Marietta Solange Soupi Nkeutcha (center), UNESCO-L'ORÉAL Fellow 2010, receiving her Fellowship certificate from Béatrice Dautresme, Vice President of L'Oréal, and Walter Erdelen, Assistant Director-General of UNESCO © Caroline Doutre / Abaca Press

Le programme L’Oréal Unesco Pour les Femmes et la Science encourage également les vocations des jeunes filles dans ce domaine : chaque année, des Bourses internationales sont allouées dans les Sciences de la Vie à de jeunes chercheuses, doctorantes ou post-doctorantes. Marietta Solange Soupi Nkeutcha, spécialiste camerounaise en biotechnologie des plantes est l’une des bénéficiaires africaines de l’édition 2010. Son projet de recherche se concentre sur la culture de tissus du cacao, afin de relever les défis liés au développement durable et au mieux-être des petits planteurs, à la protection de l’environnement et à la diversification des produits. Elle travaille en effet à la conception de variétés plus résistantes nécessitant moins de traitements chimiques.

Et pendant ce temps? Pendant que leurs moitiés s’attèlent à relever les défis de demain, nos pères ne continuent-ils pas à mettre les pieds sous la table lorsqu’ils rentrent chez eux, car le repas est prêt et encore chaud dans les marmites? Pendant ce temps, ne tolère-t-on pas aisément que les maris aient plusieurs « bureaux » (traduction: plusieurs maîtresses). Pendant ce temps, ne considère-t-on pas encore qu’un petit garçon, c’est mieux qu’une petite fille? Hélas, si. Résultat : on se retrouve avec des générations de fainéants qui pensent que tout leur est dû puisque c’était déjà le cas dans leur enfance. Ils reproduisent ainsi ce modèle, passant toujours avant leurs sœurs durant leur tendre enfance (pourtant elles participaient bien souvent à leur éducation).

J’exagère à peine…

Je ne me ferai pas plus royaliste que le roi (ou plus féministe que Simone Veil si vous préférez). J’en ai profité allègrement. Parfois à mes dépens, cela dit: il m’est arrivé d’être remis à ma place par  une amie après un dîner partagé, lorsque je tentais de lui donner un coup de main « Laisse-donc tout cela sur la table Stéphane, la cuisine n’est pas ton élément ».

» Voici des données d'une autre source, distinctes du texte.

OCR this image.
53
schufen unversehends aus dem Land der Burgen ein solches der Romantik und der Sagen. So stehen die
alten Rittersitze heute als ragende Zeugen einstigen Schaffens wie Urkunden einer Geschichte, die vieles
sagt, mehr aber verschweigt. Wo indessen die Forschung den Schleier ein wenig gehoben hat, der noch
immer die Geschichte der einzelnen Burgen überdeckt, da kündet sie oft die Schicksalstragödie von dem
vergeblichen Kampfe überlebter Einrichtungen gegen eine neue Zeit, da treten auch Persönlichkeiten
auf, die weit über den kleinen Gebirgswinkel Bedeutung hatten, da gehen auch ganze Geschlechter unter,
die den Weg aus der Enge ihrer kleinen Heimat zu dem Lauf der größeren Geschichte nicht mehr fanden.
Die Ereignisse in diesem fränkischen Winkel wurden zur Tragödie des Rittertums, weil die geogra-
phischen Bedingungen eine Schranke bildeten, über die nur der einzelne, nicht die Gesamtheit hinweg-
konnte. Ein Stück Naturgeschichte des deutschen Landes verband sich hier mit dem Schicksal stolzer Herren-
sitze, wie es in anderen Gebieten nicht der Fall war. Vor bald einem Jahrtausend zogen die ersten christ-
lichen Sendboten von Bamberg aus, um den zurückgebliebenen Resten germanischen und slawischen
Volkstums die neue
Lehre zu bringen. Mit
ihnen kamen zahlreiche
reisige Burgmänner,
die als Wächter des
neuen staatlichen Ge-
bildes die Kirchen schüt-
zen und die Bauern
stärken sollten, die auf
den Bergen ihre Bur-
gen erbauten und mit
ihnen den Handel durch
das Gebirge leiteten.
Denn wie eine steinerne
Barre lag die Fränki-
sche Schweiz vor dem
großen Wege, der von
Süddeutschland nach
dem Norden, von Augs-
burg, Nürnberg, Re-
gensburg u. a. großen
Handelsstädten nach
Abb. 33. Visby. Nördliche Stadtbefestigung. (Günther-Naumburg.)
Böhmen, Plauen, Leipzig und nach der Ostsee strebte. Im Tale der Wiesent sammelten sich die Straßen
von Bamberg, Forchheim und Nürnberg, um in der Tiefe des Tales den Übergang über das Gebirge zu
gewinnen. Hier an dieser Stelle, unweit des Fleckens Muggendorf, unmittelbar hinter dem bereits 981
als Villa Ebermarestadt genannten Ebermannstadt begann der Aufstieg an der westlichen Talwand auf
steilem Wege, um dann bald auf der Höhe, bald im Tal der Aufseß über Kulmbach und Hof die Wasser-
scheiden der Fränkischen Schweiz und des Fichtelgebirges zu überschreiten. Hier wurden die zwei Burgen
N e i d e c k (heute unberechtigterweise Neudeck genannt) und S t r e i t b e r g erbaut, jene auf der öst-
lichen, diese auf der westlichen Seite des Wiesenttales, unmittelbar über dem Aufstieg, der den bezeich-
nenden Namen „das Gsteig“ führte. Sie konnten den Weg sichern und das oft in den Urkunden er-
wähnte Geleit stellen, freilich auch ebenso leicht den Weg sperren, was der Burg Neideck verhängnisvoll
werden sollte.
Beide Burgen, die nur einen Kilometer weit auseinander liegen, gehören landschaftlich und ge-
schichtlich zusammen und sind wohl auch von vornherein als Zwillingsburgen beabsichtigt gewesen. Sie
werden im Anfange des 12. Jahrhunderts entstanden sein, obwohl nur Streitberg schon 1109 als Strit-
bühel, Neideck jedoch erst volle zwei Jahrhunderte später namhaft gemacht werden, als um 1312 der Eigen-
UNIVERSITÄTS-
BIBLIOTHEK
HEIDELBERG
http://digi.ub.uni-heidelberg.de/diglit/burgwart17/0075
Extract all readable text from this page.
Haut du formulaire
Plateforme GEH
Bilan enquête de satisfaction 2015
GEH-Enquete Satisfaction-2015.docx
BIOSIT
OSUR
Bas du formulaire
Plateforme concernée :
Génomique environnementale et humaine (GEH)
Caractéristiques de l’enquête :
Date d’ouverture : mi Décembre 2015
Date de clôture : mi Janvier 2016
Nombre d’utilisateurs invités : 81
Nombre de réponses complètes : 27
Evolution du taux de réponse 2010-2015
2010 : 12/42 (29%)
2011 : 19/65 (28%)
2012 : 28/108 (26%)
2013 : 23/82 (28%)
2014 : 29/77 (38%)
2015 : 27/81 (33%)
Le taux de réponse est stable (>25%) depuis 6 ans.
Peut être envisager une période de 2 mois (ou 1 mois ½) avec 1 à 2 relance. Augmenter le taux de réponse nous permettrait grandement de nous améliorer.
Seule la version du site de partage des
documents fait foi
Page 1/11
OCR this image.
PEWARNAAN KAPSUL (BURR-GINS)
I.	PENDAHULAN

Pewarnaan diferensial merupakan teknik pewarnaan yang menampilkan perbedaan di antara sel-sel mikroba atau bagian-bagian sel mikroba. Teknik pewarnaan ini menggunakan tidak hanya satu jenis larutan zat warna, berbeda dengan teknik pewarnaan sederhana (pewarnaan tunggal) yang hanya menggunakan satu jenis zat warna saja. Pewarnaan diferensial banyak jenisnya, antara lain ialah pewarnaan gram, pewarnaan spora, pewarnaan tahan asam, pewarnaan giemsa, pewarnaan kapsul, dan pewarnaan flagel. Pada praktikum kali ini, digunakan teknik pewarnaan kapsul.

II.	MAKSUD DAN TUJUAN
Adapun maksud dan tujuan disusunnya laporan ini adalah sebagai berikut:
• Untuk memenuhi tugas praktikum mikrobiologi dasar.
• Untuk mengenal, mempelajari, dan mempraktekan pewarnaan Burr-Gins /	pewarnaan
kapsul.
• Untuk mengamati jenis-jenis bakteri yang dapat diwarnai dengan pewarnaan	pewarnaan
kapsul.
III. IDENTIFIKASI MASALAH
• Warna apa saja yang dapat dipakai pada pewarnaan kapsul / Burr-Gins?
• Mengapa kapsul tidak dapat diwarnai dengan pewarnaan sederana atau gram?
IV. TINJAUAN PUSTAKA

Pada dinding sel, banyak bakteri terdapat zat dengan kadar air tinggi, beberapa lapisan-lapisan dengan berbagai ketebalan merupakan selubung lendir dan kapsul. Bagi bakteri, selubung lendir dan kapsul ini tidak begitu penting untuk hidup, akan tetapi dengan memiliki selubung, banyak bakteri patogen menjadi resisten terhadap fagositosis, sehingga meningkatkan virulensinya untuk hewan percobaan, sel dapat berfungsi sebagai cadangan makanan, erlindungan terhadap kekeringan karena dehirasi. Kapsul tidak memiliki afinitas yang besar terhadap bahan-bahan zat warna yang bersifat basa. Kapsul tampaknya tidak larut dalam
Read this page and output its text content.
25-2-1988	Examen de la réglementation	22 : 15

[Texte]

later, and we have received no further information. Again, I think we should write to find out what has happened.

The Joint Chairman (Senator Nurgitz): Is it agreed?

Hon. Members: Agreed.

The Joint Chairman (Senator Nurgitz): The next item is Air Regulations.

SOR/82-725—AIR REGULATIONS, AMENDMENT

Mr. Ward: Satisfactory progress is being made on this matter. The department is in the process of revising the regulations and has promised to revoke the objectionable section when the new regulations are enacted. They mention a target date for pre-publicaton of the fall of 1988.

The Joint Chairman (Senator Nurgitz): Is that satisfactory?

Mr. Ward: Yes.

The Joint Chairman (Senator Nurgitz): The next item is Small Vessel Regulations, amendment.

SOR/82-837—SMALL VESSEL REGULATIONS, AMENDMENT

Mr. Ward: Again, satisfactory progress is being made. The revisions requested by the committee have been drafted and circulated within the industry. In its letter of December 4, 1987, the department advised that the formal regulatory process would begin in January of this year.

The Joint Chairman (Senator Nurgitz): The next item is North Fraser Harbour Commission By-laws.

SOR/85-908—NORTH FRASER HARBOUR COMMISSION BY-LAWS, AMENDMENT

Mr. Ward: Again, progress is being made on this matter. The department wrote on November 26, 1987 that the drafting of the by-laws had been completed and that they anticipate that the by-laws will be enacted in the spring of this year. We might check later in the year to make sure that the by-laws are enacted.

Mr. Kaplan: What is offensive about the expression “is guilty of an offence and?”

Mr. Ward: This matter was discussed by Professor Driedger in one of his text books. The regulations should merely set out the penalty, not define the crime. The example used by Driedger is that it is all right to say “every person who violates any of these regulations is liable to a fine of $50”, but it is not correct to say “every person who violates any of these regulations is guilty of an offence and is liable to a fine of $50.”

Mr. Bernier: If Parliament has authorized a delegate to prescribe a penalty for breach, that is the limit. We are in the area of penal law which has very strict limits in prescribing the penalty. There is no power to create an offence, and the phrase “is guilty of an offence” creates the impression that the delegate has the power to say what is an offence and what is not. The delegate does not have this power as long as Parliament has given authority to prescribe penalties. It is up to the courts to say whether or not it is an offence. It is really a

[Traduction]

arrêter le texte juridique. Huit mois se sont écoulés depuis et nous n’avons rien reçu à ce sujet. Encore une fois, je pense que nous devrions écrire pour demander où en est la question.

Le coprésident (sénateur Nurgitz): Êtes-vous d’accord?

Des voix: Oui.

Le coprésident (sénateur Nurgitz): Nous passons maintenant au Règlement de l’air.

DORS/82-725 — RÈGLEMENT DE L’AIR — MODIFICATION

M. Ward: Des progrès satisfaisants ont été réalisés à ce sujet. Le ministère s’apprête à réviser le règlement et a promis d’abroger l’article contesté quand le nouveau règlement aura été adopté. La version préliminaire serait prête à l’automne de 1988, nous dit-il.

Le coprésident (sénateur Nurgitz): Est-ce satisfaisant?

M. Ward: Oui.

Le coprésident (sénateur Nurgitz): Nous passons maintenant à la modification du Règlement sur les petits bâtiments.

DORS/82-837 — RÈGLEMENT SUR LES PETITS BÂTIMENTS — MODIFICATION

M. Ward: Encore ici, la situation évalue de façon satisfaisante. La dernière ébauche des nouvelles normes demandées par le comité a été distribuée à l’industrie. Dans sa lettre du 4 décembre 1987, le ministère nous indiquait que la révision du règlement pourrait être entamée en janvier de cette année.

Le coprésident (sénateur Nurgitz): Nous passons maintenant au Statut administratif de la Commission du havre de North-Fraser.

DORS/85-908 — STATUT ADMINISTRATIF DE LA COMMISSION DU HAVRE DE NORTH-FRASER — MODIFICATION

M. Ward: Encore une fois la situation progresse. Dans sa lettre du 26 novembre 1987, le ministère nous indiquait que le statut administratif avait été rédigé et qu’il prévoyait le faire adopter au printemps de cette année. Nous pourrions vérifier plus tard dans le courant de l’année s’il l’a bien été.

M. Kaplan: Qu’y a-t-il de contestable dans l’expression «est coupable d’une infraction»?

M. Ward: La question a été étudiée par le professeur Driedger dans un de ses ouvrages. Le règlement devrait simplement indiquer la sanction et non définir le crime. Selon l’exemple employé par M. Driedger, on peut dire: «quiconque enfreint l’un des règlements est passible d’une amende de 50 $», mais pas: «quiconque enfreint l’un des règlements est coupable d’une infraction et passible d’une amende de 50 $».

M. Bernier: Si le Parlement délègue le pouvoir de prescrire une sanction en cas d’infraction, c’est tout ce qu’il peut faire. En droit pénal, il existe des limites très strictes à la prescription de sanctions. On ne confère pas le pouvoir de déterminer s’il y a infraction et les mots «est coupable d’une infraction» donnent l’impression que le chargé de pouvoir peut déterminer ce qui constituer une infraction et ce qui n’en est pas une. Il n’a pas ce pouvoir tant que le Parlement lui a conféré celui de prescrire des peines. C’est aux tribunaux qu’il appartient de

C’est dire à quel point ce système injuste est ancré, et pas uniquement dans les esprits testostéronés. J’en viens finalement à ce qui m’énerve cette semaine (c’est ce que je répondis d’ailleurs à mon hôtesse) : laisse-moi débarrasser !

ps : le lien vers le poème de Senghor, est réservé aux vrais amateurs de poésie…

2 Comments

  1. Coucou Stéphane,
    Je trouve que tu as une belle plume!!! Ta réflexion sur la place de la femme africaine est malheureusement très juste.
    Pour ce qui est de ma réflexion « Laisse-donc tout cela sur la table Stéphane, la cuisine n’est pas ton élément ». Tu sais oh combien et comment nous sommes élevés en Afrique,l’accueil que nous devons faire à nos invités doit être irréprochable et généreux(que nous le voulions ou pas, c’est en nous,malgré notre bi culturalité et ce n’est pas plus mal). Ceci dit, si je me rappelle bien de cette soirée, c’était bien joyeux tout ça, mes réflexes ont dû m’abandonné car j’aurai plutot dit : « Laisse-donc tout cela sur la table Stéphane, la cuisine n’est pas ton élément, c’est celui de mon homme ».Eh oui, chez moi, c’est le monde à l’envers et on aime bien! Par contre, une chose que nous les femmes souhaiterions(en tout cas, celles qui me ressemblent)que les hommes fassent, c’est qu’au lieu de tenter de débarasser la table , faites-le!!!!des initiatives les mecs!!!
    Bises et à très bientôt.

  2. Ben oui, c’est toute la différence entre ESSAYER et RÉUSSIR: une question de foi, finalement.